An important question arises on which AILD patients should be investigated for PIDs. The literature points out frequent or atypical infections, autoimmunity, lymphoproliferative diseases, family history, and parental consanguinity as warming factors to investigate PIDs in the general population . We suggest that at least AILD patients with a history of frequent or severe infections should be evaluated for the associated PIDs.

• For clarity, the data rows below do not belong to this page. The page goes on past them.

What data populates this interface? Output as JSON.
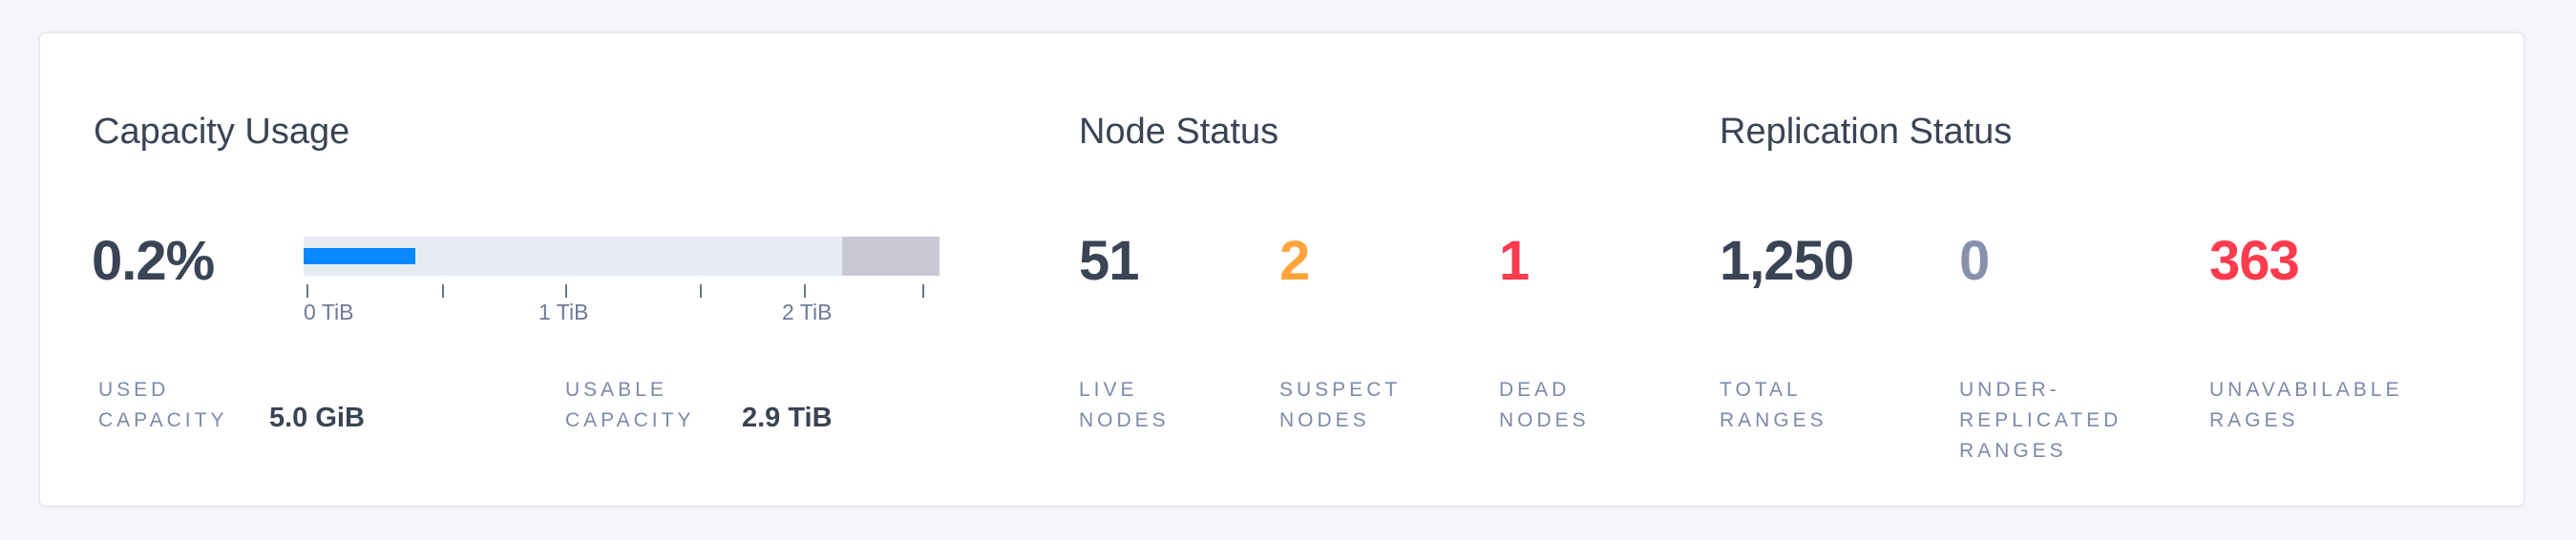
{
  "capacity": {
    "title": "Capacity Usage",
    "percent": "0.2%",
    "bar": {
      "used_fraction": 0.002,
      "fill_color": "#0788ff",
      "track_color": "#e7ebf2",
      "reserved_color": "#c8c9d2"
    },
    "ticks": [
      "0 TiB",
      "1 TiB",
      "2 TiB"
    ],
    "used_label": [
      "USED",
      "CAPACITY"
    ],
    "used_value": "5.0 GiB",
    "usable_label": [
      "USABLE",
      "CAPACITY"
    ],
    "usable_value": "2.9 TiB"
  },
  "nodes": {
    "title": "Node Status",
    "stats": [
      {
        "value": "51",
        "label": [
          "LIVE",
          "NODES"
        ],
        "color": "#394455"
      },
      {
        "value": "2",
        "label": [
          "SUSPECT",
          "NODES"
        ],
        "color": "#ffa43a"
      },
      {
        "value": "1",
        "label": [
          "DEAD",
          "NODES"
        ],
        "color": "#ff3b4e"
      }
    ]
  },
  "replication": {
    "title": "Replication Status",
    "stats": [
      {
        "value": "1,250",
        "label": [
          "TOTAL",
          "RANGES"
        ],
        "color": "#394455"
      },
      {
        "value": "0",
        "label": [
          "UNDER-",
          "REPLICATED",
          "RANGES"
        ],
        "color": "#8790ad"
      },
      {
        "value": "363",
        "label": [
          "UNAVABILABLE",
          "RAGES"
        ],
        "color": "#ff3b4e"
      }
    ]
  }
}
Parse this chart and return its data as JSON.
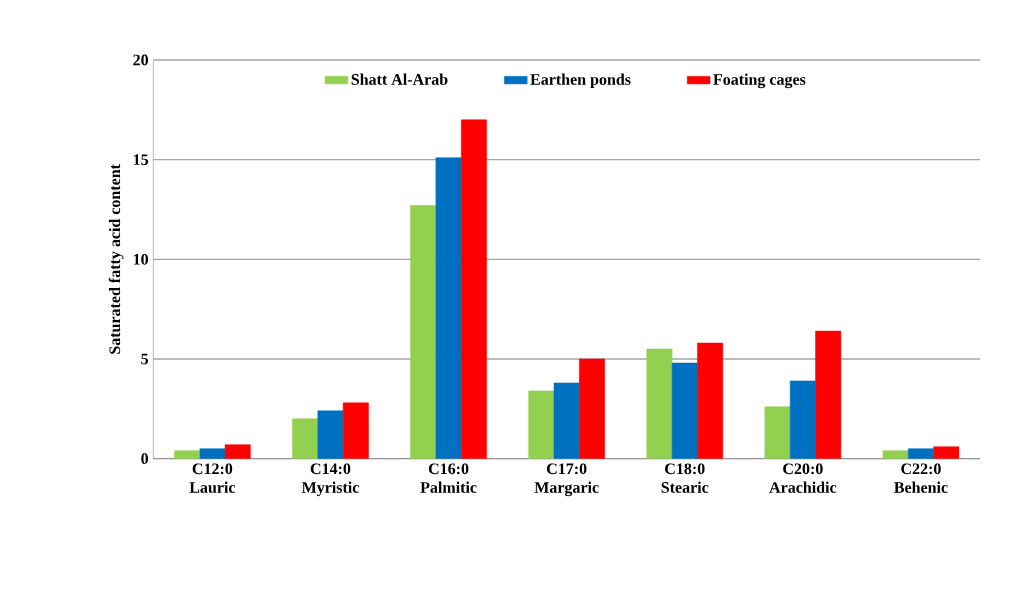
{
  "chart_data": {
    "type": "bar",
    "ylabel": "Saturated fatty acid content",
    "categories": [
      "C12:0 Lauric",
      "C14:0 Myristic",
      "C16:0 Palmitic",
      "C17:0 Margaric",
      "C18:0 Stearic",
      "C20:0 Arachidic",
      "C22:0 Behenic"
    ],
    "series": [
      {
        "name": "Shatt Al-Arab",
        "color": "#92d050",
        "values": [
          0.4,
          2.0,
          12.7,
          3.4,
          5.5,
          2.6,
          0.4
        ]
      },
      {
        "name": "Earthen ponds",
        "color": "#0070c0",
        "values": [
          0.5,
          2.4,
          15.1,
          3.8,
          4.8,
          3.9,
          0.5
        ]
      },
      {
        "name": "Foating cages",
        "color": "#ff0000",
        "values": [
          0.7,
          2.8,
          17.0,
          5.0,
          5.8,
          6.4,
          0.6
        ]
      }
    ],
    "ylim": [
      0,
      20
    ],
    "yticks": [
      0,
      5,
      10,
      15,
      20
    ],
    "grid": "y",
    "legend": "top"
  }
}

To the best of our knowledge, this study is the first study that investigates the frequency of PIDs in AILD. The significantly higher frequency of PIDs among AILD than the general population and the lack of awareness about investigating PIDs in AILD has been revealed. However, there are some limitations. First, this is a single-center study, and the number of patients, especially PSC patients, was limited. Therefore, besides infections, we could not identify other warning parameters for PIDs. Secondly, the impact of PIDs on the diagnosis and prognosis of AILD could not be defined. Lastly, genetic analysis and histopathological evaluation could not be performed in order to investigate the possible mechanisms of interaction between immunodeficiency and autoimmunity in the liver. Further research with larger patient samples from multiple centers is needed to evaluate the prevalence of PIDs and their clinical impacts on AILD. In addition, histopathological and genetic studies are needed to better understand immune dysregulation in AILD patients with PID. These studies not only will better characterize and classify AILD by facilitating diagnosis and predicting prognosis, but they can also pave the way for targeted therapy in AILD patients.